Hyperallergic: Artist Residencies Need to Start Thinking About Parents
6 October 2020
In hell’s innermost circle, exhausted parents search eternally for tiny Lego pieces needed to complete rocket ships, houses, and robots. This particular corner of Hades has been my home since the arrival of COVID-19. While artists without children post images of themselves making more work than ever, I and other artist parents I know are struggling to find time and energy for the studio at night, or working on the kitchen table while keeping an eye on the kids, or making no work at all.
Like all primary caregivers, since March I have simultaneously run a home school, a restaurant, and a hyperactive playground that occasionally becomes a boxing ring. The coronavirus challenges the canard that art (and all work) requires a devotion incompatible with family life. The virus also demolishes the corollary: that raising children requires the sacrifice of all else. With the quarantine’s interruption of virtually all forms of childcare and education, we acknowledge as never before that professional work must be somehow integrated with family life.

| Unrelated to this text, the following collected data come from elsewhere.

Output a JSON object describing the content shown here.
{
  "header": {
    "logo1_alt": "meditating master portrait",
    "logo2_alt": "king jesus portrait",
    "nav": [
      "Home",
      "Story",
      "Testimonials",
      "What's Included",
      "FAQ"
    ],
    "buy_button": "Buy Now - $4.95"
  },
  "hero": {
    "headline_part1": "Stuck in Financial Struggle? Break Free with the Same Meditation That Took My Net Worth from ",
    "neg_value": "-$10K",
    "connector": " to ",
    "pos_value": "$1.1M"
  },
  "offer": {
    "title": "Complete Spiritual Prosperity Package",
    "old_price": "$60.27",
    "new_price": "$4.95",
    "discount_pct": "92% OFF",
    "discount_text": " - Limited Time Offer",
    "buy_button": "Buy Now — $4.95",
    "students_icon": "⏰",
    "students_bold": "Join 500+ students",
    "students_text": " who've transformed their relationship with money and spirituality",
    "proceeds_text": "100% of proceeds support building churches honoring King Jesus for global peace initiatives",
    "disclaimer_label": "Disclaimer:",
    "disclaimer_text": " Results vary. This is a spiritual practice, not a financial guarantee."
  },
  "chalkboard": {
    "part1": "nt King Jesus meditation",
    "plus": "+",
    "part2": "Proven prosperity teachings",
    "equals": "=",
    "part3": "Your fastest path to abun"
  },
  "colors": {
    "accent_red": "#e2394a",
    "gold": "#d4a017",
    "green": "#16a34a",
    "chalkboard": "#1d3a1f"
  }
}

Artist-parents have always faced unique challenges. Art careers are forged in an informal economy where personal networks generate opportunities for exhibitions and introductions to curators, collectors, and other important players. It can be of major importance to be present at the right parties and openings, and to build relationships with other artists by visiting their studios. But for people with young children, it has always been a problem to attend openings that primarily occurred at night, and now, without schools or daycare, it requires new levels of innovation to make any art at all. The problems of working at home with children are now faced by parents in virtually every industry.